3.1 Basic derived fields

Show code
df <- covid19 %>% mutate(rate = Death / Positive) %>% mutate(rate.se = sqrt((rate*(1-rate)) / (Positive))) %>% filter(rate > 0)

fit.meanis computed by using the code chunk below.

fit.mean <- weighted.mean(df$rate, 1/df$rate.se^2)
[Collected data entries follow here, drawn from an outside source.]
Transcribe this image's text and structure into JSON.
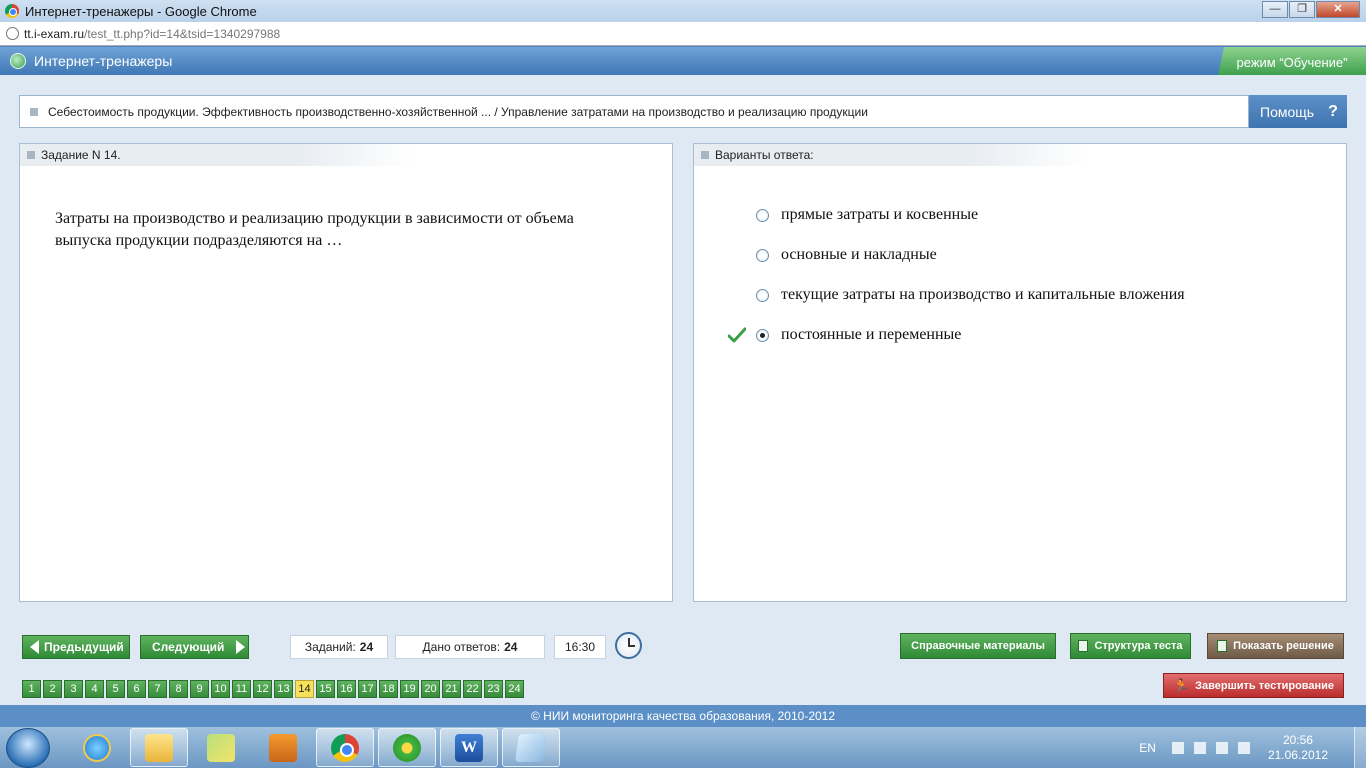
{
  "window": {
    "title": "Интернет-тренажеры - Google Chrome",
    "minimize_label": "—",
    "maximize_label": "❐",
    "close_label": "✕"
  },
  "address": {
    "host": "tt.i-exam.ru",
    "path": "/test_tt.php?id=14&tsid=1340297988"
  },
  "app": {
    "title": "Интернет-тренажеры",
    "mode": "режим “Обучение”"
  },
  "breadcrumb": "Себестоимость продукции. Эффективность производственно-хозяйственной ... / Управление затратами на производство и реализацию продукции",
  "help": {
    "label": "Помощь",
    "icon": "?"
  },
  "task": {
    "header": "Задание N 14.",
    "question": "Затраты на производство и реализацию продукции в зависимости от объема выпуска продукции подразделяются на …"
  },
  "answers": {
    "header": "Варианты ответа:",
    "options": [
      {
        "label": "прямые затраты и косвенные",
        "selected": false
      },
      {
        "label": "основные и накладные",
        "selected": false
      },
      {
        "label": "текущие затраты на производство и капитальные вложения",
        "selected": false
      },
      {
        "label": "постоянные и переменные",
        "selected": true
      }
    ]
  },
  "toolbar": {
    "prev": "Предыдущий",
    "next": "Следующий",
    "tasks_label": "Заданий:",
    "tasks_value": "24",
    "answered_label": "Дано ответов:",
    "answered_value": "24",
    "timer": "16:30",
    "reference": "Справочные материалы",
    "structure": "Структура теста",
    "show_solution": "Показать решение",
    "finish": "Завершить тестирование"
  },
  "pages": [
    "1",
    "2",
    "3",
    "4",
    "5",
    "6",
    "7",
    "8",
    "9",
    "10",
    "11",
    "12",
    "13",
    "14",
    "15",
    "16",
    "17",
    "18",
    "19",
    "20",
    "21",
    "22",
    "23",
    "24"
  ],
  "current_page": "14",
  "footer": "© НИИ мониторинга качества образования, 2010-2012",
  "taskbar": {
    "lang": "EN",
    "time": "20:56",
    "date": "21.06.2012"
  },
  "colors": {
    "accent_blue": "#4a86c1",
    "button_green": "#378c3b",
    "current_page_yellow": "#f7e05a",
    "finish_red": "#bb2d2d",
    "solution_brown": "#6f5a47"
  }
}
3.2 Lower/ Upper Limits 95% & 99% CI

Show code
number.seq <- seq(1, max(df$Positive), 1)number.ll95 <- fit.mean - 1.96 * sqrt((fit.mean*(1-fit.mean)) / (number.seq)) number.ul95 <- fit.mean + 1.96 * sqrt((fit.mean*(1-fit.mean)) / (number.seq)) number.ll999 <- fit.mean - 3.29 * sqrt((fit.mean*(1-fit.mean)) / (number.seq)) number.ul999 <- fit.mean + 3.29 * sqrt((fit.mean*(1-fit.mean)) / (number.seq)) dfCI <- data.frame(number.ll95, number.ul95, number.ll999,  number.ul999, number.seq, fit.mean)

3.3 Static funnel plot

Show code
p <- ggplot(df, aes(x = Positive, y = rate)) + geom_point(aes(label=`Sub-district`),  alpha=0.4) + geom_line(data = dfCI,  aes(x = number.seq,  y = number.ll95),  size = 0.4,  colour = "grey40",  linetype = "dashed") + geom_line(data = dfCI,  aes(x = number.seq,  y = number.ul95),  size = 0.4,  colour = "grey40",  linetype = "dashed") + geom_line(data = dfCI,  aes(x = number.seq,  y = number.ll999),  size = 0.4,  colour = "grey40") + geom_line(data = dfCI,  aes(x = number.seq,  y = number.ul999),  size = 0.4,  colour = "grey40") + geom_hline(data = dfCI,  aes(yintercept = fit.mean),  size = 0.4,  colour = "grey40") + coord_cartesian(ylim=c(0,0.05)) + annotate("text", x = 1, y = -0.13, label = "95%", size = 3, colour = "grey40") +  annotate("text", x = 4.5, y = -0.18, label = "99%", size = 3, colour = "grey40") +  ggtitle("Cumulative Fatality Rate by Cumulative Number of COVID-19 Cases") + xlab("Cumulative Number of COVID-19 Cases") +  ylab("Cumulative Fatality Rate") + theme_light() + theme(plot.title = element_text(size=12), legend.position = c(0.91,0.85),  legend.title = element_text(size=7), legend.text = element_text(size=7), legend.background = element_rect(colour = "grey60", linetype = "dotted"), legend.key.height = unit(0.3, "cm"))p

TSE:ISSS608 - Hands-on Exercise 4 (5)

3.4 Interactive Funnel Plot: plotly + ggplot2

Funnel plot created using ggplot2 functions can be made interactive withggplotly()ofplotlyr package.

Show code
fp_ggplotly <- ggplotly(p, tooltip = c("label",  "x",  "y"))fp_ggplotly

12 Funnel Plots for Fair Comparisons

Back to top
TSE:ISSS608 - Hands-on Exercise 4 (2024)
Top Articles
Latest Posts
Article information

Author: Ouida Strosin DO

Last Updated:

Views: 5671

Rating: 4.6 / 5 (56 voted)

Reviews: 95% of readers found this page helpful

Author information

Name: Ouida Strosin DO

Birthday: 1995-04-27

Address: Suite 927 930 Kilback Radial, Candidaville, TN 87795

Phone: +8561498978366

Job: Legacy Manufacturing Specialist

Hobby: Singing, Mountain biking, Water sports, Water sports, Taxidermy, Polo, Pet

Introduction: My name is Ouida Strosin DO, I am a precious, combative, spotless, modern, spotless, beautiful, precious person who loves writing and wants to share my knowledge and understanding with you.